The Little White River is a river in the Unorganized North Part of Algoma District in Northeastern Ontario, Canada. It is in the Great Lakes Basin and is a left tributary of the Mississagi River.

==Geography==
The river begins at an unnamed lake in geographic Fabbro Township. It heads southwest through Sixpack Lake and then under Ontario Highway 546, from which point the highway follows the river valley, where it takes in the left tributary Sister River and the right tributary Kindiogami River. It loops back and forth under the highway, continues southwest, takes in the left tributary Boland River and right tributary West Little White River, passes under Ontario Highway 554, and reaches its mouth at the Mississagi River at geographic Wells Township southeast of the community Wharncliffe. The Mississagi River flows to the North Channel on Lake Huron.

===Tributaries===
- Casselman's Creek (left)
- Kynoch Creek (right)
- West Little White River (right)
- Boland River (left)
- Kindiogami River (right)
- Sister River (left)

==Little White River Provincial Park==

The Little White River Provincial Park is a waterway park that protects a 100 km long section of the river and its banks, from approximately the northern terminus of Secondary Highway 639 to its confluence with the Mississagi River. Additionally it includes the entire West Little White River and its headwater lakes (such as Pointer, Finn, Town Line, Robb, Elbow, Kirkpatrick, White Bear, and Endikai Lakes), as well as Raven Lake Uplands that stretches to the Wakomata portion of the Mississagi River Provincial Park. It was established in 2002 and provides canoe camping and fishing opportunities.
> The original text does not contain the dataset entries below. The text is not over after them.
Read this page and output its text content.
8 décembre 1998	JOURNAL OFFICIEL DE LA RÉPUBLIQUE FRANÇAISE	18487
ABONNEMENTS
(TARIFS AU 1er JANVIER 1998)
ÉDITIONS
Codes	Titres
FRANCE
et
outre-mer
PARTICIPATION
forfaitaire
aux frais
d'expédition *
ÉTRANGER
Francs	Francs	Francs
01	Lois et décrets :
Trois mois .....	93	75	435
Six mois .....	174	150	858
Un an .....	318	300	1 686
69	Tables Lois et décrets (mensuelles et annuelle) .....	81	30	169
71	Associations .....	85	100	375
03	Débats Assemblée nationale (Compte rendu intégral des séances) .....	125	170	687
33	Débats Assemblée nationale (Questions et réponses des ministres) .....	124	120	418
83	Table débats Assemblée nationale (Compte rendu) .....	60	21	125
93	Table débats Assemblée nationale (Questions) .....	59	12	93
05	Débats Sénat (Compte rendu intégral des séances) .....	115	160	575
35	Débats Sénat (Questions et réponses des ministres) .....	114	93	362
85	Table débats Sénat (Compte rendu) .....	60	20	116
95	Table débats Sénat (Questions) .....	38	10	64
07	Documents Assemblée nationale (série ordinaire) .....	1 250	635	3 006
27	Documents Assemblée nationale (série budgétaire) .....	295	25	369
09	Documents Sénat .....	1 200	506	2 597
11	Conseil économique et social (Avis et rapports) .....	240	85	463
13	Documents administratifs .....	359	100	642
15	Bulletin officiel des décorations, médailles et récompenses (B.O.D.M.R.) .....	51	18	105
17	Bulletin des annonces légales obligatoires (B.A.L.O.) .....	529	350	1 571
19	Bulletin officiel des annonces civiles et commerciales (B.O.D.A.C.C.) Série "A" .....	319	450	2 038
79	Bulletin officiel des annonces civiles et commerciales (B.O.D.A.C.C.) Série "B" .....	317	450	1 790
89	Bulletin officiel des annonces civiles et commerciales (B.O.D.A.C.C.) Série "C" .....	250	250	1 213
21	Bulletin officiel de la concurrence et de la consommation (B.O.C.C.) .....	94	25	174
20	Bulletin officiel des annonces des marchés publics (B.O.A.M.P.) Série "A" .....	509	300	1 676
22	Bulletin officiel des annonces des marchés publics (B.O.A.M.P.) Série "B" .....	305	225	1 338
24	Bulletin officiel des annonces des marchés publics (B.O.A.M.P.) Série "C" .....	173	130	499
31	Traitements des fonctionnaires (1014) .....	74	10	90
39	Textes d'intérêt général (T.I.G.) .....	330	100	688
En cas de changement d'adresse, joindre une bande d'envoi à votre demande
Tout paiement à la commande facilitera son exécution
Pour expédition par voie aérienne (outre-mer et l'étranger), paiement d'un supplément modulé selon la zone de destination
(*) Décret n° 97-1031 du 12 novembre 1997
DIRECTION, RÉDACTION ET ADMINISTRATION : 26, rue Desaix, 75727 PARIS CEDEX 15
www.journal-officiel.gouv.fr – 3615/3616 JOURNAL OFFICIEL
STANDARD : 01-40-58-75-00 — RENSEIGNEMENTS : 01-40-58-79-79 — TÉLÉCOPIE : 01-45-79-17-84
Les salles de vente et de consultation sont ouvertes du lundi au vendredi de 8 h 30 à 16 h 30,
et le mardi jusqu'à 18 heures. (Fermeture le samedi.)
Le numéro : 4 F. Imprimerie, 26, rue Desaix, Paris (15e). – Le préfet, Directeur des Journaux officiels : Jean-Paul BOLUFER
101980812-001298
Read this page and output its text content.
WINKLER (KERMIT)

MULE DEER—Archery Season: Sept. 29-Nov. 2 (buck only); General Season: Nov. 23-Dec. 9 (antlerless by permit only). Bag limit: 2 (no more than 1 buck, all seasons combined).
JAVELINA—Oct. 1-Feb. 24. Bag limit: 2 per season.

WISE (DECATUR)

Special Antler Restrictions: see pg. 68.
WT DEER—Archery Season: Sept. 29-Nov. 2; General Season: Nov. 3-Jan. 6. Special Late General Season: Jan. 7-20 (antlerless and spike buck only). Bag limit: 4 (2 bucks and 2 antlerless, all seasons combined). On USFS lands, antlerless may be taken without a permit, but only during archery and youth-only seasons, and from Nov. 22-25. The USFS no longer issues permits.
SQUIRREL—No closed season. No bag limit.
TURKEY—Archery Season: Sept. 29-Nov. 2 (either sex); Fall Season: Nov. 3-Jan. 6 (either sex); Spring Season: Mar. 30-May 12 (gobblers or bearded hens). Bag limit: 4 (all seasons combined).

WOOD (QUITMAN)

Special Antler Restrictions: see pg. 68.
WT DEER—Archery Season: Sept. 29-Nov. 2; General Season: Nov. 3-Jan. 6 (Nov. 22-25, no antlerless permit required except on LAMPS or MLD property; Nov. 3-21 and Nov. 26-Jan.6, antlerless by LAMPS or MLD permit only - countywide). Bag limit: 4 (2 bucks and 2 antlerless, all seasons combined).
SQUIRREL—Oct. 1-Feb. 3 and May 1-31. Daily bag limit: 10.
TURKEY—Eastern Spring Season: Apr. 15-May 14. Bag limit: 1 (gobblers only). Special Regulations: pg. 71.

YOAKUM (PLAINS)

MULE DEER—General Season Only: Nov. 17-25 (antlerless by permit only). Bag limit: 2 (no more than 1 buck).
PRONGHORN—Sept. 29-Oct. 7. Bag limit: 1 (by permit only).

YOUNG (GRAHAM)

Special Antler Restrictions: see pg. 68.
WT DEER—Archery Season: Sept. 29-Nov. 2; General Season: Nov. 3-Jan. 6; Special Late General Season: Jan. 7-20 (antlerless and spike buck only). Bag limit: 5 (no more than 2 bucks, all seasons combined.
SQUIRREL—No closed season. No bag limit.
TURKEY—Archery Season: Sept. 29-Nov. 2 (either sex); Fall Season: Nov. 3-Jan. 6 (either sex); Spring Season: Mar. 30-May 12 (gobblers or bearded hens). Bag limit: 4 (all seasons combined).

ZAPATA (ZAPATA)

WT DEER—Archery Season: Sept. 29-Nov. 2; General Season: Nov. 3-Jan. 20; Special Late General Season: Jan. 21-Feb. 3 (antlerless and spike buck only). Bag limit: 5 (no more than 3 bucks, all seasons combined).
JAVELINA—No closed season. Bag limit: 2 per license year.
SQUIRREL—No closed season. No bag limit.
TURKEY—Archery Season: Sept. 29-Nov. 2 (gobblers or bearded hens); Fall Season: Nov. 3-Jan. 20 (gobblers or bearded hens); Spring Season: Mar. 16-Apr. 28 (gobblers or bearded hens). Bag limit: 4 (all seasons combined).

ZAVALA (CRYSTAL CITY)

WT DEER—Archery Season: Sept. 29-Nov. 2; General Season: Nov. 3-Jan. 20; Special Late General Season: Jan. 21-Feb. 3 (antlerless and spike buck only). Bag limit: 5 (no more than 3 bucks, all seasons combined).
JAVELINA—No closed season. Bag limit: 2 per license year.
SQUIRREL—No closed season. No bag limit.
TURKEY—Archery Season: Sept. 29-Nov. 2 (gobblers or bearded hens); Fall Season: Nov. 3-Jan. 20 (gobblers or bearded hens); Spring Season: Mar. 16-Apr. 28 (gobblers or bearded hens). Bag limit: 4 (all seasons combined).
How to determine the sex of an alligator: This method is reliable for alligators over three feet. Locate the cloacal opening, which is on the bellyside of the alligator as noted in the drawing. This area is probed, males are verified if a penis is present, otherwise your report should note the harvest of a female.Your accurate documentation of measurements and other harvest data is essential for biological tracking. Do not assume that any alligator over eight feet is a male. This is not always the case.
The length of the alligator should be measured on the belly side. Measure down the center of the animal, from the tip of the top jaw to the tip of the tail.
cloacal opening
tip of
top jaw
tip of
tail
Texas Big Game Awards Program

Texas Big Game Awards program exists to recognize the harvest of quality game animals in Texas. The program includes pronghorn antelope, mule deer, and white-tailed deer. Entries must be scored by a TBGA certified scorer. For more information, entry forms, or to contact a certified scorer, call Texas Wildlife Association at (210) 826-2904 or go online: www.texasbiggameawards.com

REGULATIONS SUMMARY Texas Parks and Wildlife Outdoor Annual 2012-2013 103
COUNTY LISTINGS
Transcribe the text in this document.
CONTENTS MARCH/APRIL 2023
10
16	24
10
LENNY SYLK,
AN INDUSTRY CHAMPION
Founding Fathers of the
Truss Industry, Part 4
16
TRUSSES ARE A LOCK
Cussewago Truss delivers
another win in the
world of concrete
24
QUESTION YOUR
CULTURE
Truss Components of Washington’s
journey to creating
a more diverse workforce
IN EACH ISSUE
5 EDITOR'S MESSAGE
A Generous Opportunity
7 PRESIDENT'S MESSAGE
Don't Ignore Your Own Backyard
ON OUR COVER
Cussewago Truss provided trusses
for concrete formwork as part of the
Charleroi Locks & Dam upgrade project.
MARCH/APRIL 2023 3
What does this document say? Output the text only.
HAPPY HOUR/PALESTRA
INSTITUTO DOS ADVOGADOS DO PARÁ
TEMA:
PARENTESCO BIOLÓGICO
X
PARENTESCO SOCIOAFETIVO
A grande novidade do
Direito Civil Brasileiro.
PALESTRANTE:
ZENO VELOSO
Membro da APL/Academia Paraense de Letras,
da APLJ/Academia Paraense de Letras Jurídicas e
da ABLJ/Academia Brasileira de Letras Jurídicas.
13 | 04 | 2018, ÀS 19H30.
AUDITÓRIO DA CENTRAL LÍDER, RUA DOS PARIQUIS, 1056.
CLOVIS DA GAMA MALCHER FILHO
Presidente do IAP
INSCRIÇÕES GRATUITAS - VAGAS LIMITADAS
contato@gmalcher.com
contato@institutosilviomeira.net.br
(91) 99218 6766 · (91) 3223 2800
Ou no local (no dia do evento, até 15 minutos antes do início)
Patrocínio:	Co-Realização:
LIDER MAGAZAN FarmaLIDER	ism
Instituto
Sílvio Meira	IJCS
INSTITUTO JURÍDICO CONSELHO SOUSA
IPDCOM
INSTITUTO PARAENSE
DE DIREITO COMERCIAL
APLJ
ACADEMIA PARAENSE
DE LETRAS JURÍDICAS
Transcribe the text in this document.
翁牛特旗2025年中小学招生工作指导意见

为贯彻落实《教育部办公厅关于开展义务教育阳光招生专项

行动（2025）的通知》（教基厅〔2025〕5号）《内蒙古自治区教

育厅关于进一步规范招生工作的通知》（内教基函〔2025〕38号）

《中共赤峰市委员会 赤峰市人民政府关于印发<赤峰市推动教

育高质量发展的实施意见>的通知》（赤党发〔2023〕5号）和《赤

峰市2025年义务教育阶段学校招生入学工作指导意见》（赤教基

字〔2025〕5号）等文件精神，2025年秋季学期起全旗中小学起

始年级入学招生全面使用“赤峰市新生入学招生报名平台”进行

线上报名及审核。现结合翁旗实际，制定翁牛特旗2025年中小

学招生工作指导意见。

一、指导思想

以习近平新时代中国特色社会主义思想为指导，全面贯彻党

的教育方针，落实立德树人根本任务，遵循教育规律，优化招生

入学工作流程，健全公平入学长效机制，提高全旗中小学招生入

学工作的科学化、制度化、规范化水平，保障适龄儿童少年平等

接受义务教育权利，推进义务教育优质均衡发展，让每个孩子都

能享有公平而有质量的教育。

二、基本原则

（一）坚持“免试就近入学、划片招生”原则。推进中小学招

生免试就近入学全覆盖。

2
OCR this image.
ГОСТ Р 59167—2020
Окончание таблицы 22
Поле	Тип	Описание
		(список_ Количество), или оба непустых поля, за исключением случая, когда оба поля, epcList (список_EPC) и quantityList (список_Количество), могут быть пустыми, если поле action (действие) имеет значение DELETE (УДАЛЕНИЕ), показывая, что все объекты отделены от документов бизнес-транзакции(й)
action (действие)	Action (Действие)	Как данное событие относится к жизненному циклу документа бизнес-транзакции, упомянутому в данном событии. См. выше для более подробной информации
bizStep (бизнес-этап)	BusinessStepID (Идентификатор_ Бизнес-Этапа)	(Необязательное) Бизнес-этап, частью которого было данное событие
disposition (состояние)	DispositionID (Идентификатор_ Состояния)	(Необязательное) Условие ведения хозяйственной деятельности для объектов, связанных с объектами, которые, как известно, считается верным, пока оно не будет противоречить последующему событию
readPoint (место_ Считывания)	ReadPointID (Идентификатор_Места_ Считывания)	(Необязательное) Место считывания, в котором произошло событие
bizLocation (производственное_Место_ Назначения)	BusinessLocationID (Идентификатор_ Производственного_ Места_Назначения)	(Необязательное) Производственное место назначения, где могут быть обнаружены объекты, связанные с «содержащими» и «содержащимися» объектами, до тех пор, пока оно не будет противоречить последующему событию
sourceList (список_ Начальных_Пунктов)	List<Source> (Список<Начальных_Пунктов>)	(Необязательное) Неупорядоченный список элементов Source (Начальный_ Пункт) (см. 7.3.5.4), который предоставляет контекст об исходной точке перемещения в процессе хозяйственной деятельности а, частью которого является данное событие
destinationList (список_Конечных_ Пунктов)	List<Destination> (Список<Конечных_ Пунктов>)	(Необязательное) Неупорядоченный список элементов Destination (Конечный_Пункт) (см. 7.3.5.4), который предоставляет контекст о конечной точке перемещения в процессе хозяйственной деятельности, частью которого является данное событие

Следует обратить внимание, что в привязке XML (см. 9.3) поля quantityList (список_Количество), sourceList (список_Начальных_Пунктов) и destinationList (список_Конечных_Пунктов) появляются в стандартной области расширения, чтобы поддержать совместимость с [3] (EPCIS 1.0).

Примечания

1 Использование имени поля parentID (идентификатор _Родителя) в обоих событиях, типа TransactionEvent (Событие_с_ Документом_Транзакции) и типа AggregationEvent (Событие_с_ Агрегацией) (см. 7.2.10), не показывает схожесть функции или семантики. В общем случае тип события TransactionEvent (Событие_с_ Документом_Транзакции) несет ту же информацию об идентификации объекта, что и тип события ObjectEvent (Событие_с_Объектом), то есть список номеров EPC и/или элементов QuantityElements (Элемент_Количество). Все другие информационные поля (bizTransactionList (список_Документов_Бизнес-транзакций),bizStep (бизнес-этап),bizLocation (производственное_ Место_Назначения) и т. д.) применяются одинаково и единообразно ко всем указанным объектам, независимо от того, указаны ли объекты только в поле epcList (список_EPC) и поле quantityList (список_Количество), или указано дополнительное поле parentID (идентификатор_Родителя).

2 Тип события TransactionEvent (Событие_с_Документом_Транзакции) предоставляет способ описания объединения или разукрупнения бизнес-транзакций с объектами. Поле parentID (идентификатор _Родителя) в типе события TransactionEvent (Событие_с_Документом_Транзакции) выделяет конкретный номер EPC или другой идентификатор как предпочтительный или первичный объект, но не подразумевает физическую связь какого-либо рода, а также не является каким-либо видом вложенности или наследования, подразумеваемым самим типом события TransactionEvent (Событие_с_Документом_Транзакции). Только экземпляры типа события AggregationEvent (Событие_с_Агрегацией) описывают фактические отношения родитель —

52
Features in the park include wetlands, oxbow sloughs, and floodplain swamps with stands of silver maple, black ash, and white elm. The Raven Lake natural heritage area contains bedrock cliff faces, upland rock barrens, deep gorges, ravines, convoluted linear wetlands, and significant stands of white pine growing on the glacier-scoured hills. The park forms a natural corridor between several natural heritage areas, such as the Mississagi River Provincial Park, the Kirkpatrick Lake enhanced management area, and the Endekai Perched Delta enhanced management area.

It is a non-operating park, meaning that there are no facilities or services.